What do the columns of this dataset represent? Indicate whether each variable in the study is numerical or categorical. If numerical, identify as continuous or discrete. If categorical, indicate if the variable is ordinal.
There are three variables: length, supplement, and dose. Length is a continuous numeric. Supplement is categorical and nominal. Dose is numeric and discrete.
What are the response and explanatory variables in this study?
The repsonse is the length of the teeth on the guinea pigs. The explanatory variables are the type of supplement and dose.
Create a hypothesis about supplement treatment and dosage levels, without first looking at the data.
I predict that there is a positive relationship between length and dosage level and that VC will be more effective than orange juice.
Use ggplot to create a side-by-side boxplot, which illustrates the distribution of each supplement treatment and allows for both visual comparison across and within treatments. (Feel free to also use color!)
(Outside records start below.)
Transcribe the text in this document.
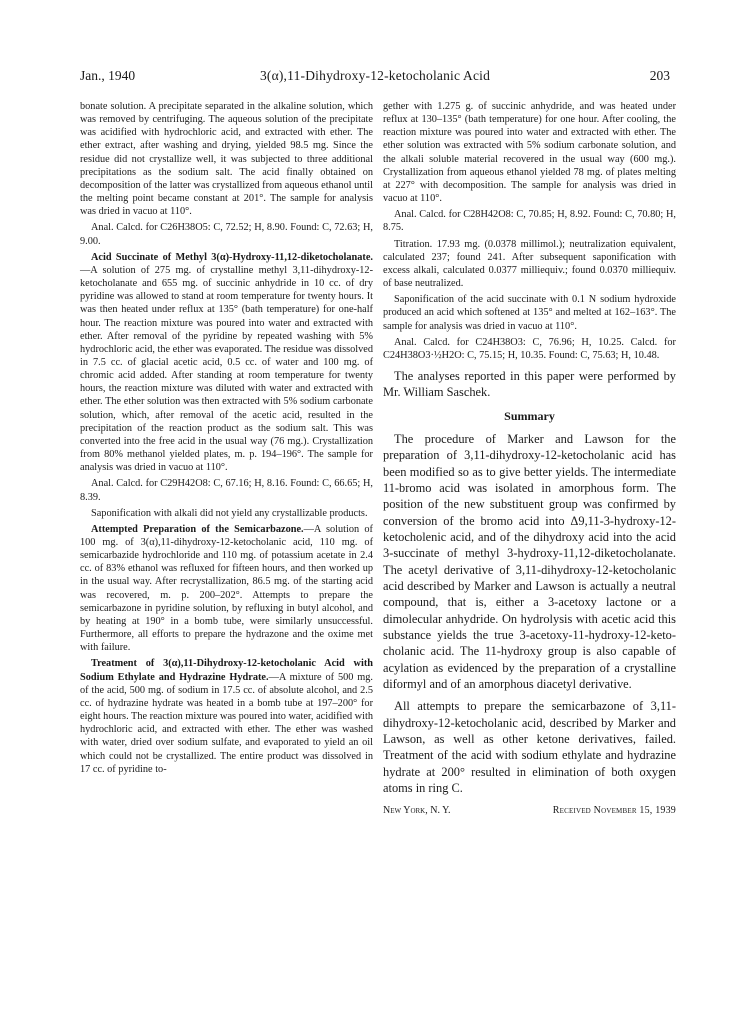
Jan., 1940	3(α),11-Dihydroxy-12-ketocholanic Acid	203

bonate solution. A precipitate separated in the alkaline solution, which was removed by centrifuging. The aqueous solution of the precipitate was acidified with hydrochloric acid, and extracted with ether. The ether extract, after washing and drying, yielded 98.5 mg. Since the residue did not crystallize well, it was subjected to three additional precipitations as the sodium salt. The acid finally obtained on decomposition of the latter was crystallized from aqueous ethanol until the melting point became constant at 201°. The sample for analysis was dried in vacuo at 110°.

Anal. Calcd. for C26H38O5: C, 72.52; H, 8.90. Found: C, 72.63; H, 9.00.

Acid Succinate of Methyl 3(α)-Hydroxy-11,12-diketocholanate.—A solution of 275 mg. of crystalline methyl 3,11-dihydroxy-12-ketocholanate and 655 mg. of succinic anhydride in 10 cc. of dry pyridine was allowed to stand at room temperature for twenty hours. It was then heated under reflux at 135° (bath temperature) for one-half hour. The reaction mixture was poured into water and extracted with ether. After removal of the pyridine by repeated washing with 5% hydrochloric acid, the ether was evaporated. The residue was dissolved in 7.5 cc. of glacial acetic acid, 0.5 cc. of water and 100 mg. of chromic acid added. After standing at room temperature for twenty hours, the reaction mixture was diluted with water and extracted with ether. The ether solution was then extracted with 5% sodium carbonate solution, which, after removal of the acetic acid, resulted in the precipitation of the reaction product as the sodium salt. This was converted into the free acid in the usual way (76 mg.). Crystallization from 80% methanol yielded plates, m. p. 194–196°. The sample for analysis was dried in vacuo at 110°.

Anal. Calcd. for C29H42O8: C, 67.16; H, 8.16. Found: C, 66.65; H, 8.39.

Saponification with alkali did not yield any crystallizable products.

Attempted Preparation of the Semicarbazone.—A solution of 100 mg. of 3(α),11-dihydroxy-12-ketocholanic acid, 110 mg. of semicarbazide hydrochloride and 110 mg. of potassium acetate in 2.4 cc. of 83% ethanol was refluxed for fifteen hours, and then worked up in the usual way. After recrystallization, 86.5 mg. of the starting acid was recovered, m. p. 200–202°. Attempts to prepare the semicarbazone in pyridine solution, by refluxing in butyl alcohol, and by heating at 190° in a bomb tube, were similarly unsuccessful. Furthermore, all efforts to prepare the hydrazone and the oxime met with failure.

Treatment of 3(α),11-Dihydroxy-12-ketocholanic Acid with Sodium Ethylate and Hydrazine Hydrate.—A mixture of 500 mg. of the acid, 500 mg. of sodium in 17.5 cc. of absolute alcohol, and 2.5 cc. of hydrazine hydrate was heated in a bomb tube at 197–200° for eight hours. The reaction mixture was poured into water, acidified with hydrochloric acid, and extracted with ether. The ether was washed with water, dried over sodium sulfate, and evaporated to yield an oil which could not be crystallized. The entire product was dissolved in 17 cc. of pyridine to-

gether with 1.275 g. of succinic anhydride, and was heated under reflux at 130–135° (bath temperature) for one hour. After cooling, the reaction mixture was poured into water and extracted with ether. The ether solution was extracted with 5% sodium carbonate solution, and the alkali soluble material recovered in the usual way (600 mg.). Crystallization from aqueous ethanol yielded 78 mg. of plates melting at 227° with decomposition. The sample for analysis was dried in vacuo at 110°.

Anal. Calcd. for C28H42O8: C, 70.85; H, 8.92. Found: C, 70.80; H, 8.75.

Titration. 17.93 mg. (0.0378 millimol.); neutralization equivalent, calculated 237; found 241. After subsequent saponification with excess alkali, calculated 0.0377 milliequiv.; found 0.0370 milliequiv. of base neutralized.

Saponification of the acid succinate with 0.1 N sodium hydroxide produced an acid which softened at 135° and melted at 162–163°. The sample for analysis was dried in vacuo at 110°.

Anal. Calcd. for C24H38O3: C, 76.96; H, 10.25. Calcd. for C24H38O3·½H2O: C, 75.15; H, 10.35. Found: C, 75.63; H, 10.48.

The analyses reported in this paper were performed by Mr. William Saschek.

Summary

The procedure of Marker and Lawson for the preparation of 3,11-dihydroxy-12-ketocholanic acid has been modified so as to give better yields. The intermediate 11-bromo acid was isolated in amorphous form. The position of the new substituent group was confirmed by conversion of the bromo acid into Δ9,11-3-hydroxy-12-ketocholenic acid, and of the dihydroxy acid into the acid 3-succinate of methyl 3-hydroxy-11,12-diketocholanate. The acetyl derivative of 3,11-dihydroxy-12-ketocholanic acid described by Marker and Lawson is actually a neutral compound, that is, either a 3-acetoxy lactone or a dimolecular anhydride. On hydrolysis with acetic acid this substance yields the true 3-acetoxy-11-hydroxy-12-keto-cholanic acid. The 11-hydroxy group is also capable of acylation as evidenced by the preparation of a crystalline diformyl and of an amorphous diacetyl derivative.

All attempts to prepare the semicarbazone of 3,11-dihydroxy-12-ketocholanic acid, described by Marker and Lawson, as well as other ketone derivatives, failed. Treatment of the acid with sodium ethylate and hydrazine hydrate at 200° resulted in elimination of both oxygen atoms in ring C.

New York, N. Y.	Received November 15, 1939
ggplot(ToothGrowth, aes(x=supp, y=len, fill=supp)) +
geom_boxplot() +
ggtitle("Distribution of Tooth Growth and Supplement") +
ylab("Tooth Length") +
xlab("Supplement")
Now add facets to your data to compare across dosage as well.
ggplot(ToothGrowth, aes(x=supp, y=len, fill=supp)) +
geom_boxplot() +
ggtitle("Distribution of Tooth Growth and Supplement") +
ylab("Tooth Length") +
xlab("Supplement") +
facet_grid(~dose)
Describe any possible trends in these data. Explain in the context of this study.
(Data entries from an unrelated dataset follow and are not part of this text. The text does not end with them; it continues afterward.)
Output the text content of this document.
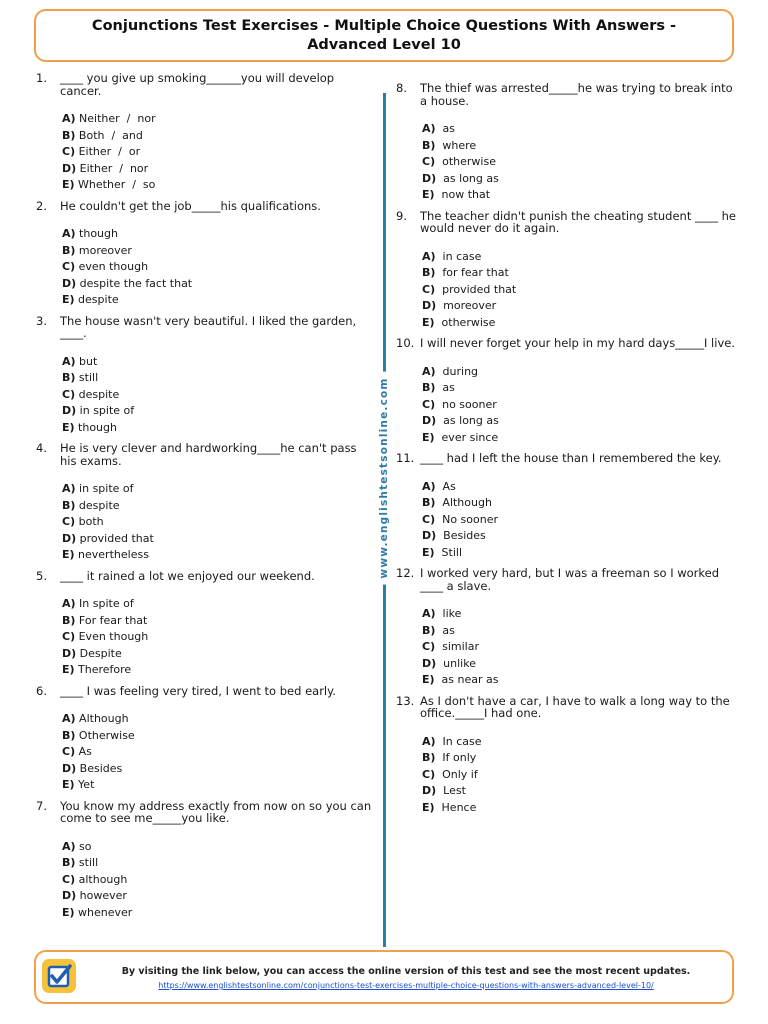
Conjunctions Test Exercises - Multiple Choice Questions With Answers -
Advanced Level 10
1.	____ you give up smoking______you will develop cancer.
A) Neither  /  nor
B) Both  /  and
C) Either  /  or
D) Either  /  nor
E) Whether  /  so
2.	He couldn't get the job_____his qualifications.
A) though
B) moreover
C) even though
D) despite the fact that
E) despite
3.	The house wasn't very beautiful. I liked the garden, ____.
A) but
B) still
C) despite
D) in spite of
E) though
4.	He is very clever and hardworking____he can't pass his exams.
A) in spite of
B) despite
C) both
D) provided that
E) nevertheless
5.	____ it rained a lot we enjoyed our weekend.
A) In spite of
B) For fear that
C) Even though
D) Despite
E) Therefore
6.	____ I was feeling very tired, I went to bed early.
A) Although
B) Otherwise
C) As
D) Besides
E) Yet
7.	You know my address exactly from now on so you can come to see me_____you like.
A) so
B) still
C) although
D) however
E) whenever
8.	The thief was arrested_____he was trying to break into a house.
A)  as
B)  where
C)  otherwise
D)  as long as
E)  now that
9.	The teacher didn't punish the cheating student ____ he would never do it again.
A)  in case
B)  for fear that
C)  provided that
D)  moreover
E)  otherwise
10. I will never forget your help in my hard days_____I live.
A)  during
B)  as
C)  no sooner
D)  as long as
E)  ever since
11. ____ had I left the house than I remembered the key.
A)  As
B)  Although
C)  No sooner
D)  Besides
E)  Still
12. I worked very hard, but I was a freeman so I worked ____ a slave.
A)  like
B)  as
C)  similar
D)  unlike
E)  as near as
13. As I don't have a car, I have to walk a long way to the office._____I had one.
A)  In case
B)  If only
C)  Only if
D)  Lest
E)  Hence
www.englishtestsonline.com
By visiting the link below, you can access the online version of this test and see the most recent updates.
https://www.englishtestsonline.com/conjunctions-test-exercises-multiple-choice-questions-with-answers-advanced-level-10/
There is a positive, linear relationship between tooth length and dosage. The spread of OJ supplement becomes narrow as dosage increases. VC with a 2 mg/day results in a narrower distribution. As we increase spread, there is an increase in outliers for both supplements.
Did you see anything surprising? Does your hypothesis appear to be supported? Note that this is not a formal hypothesis test but rather an exploration.
My hypothesis about dosage was correct but I was suprised that at almost every dosage, orange juice out performed pure VC.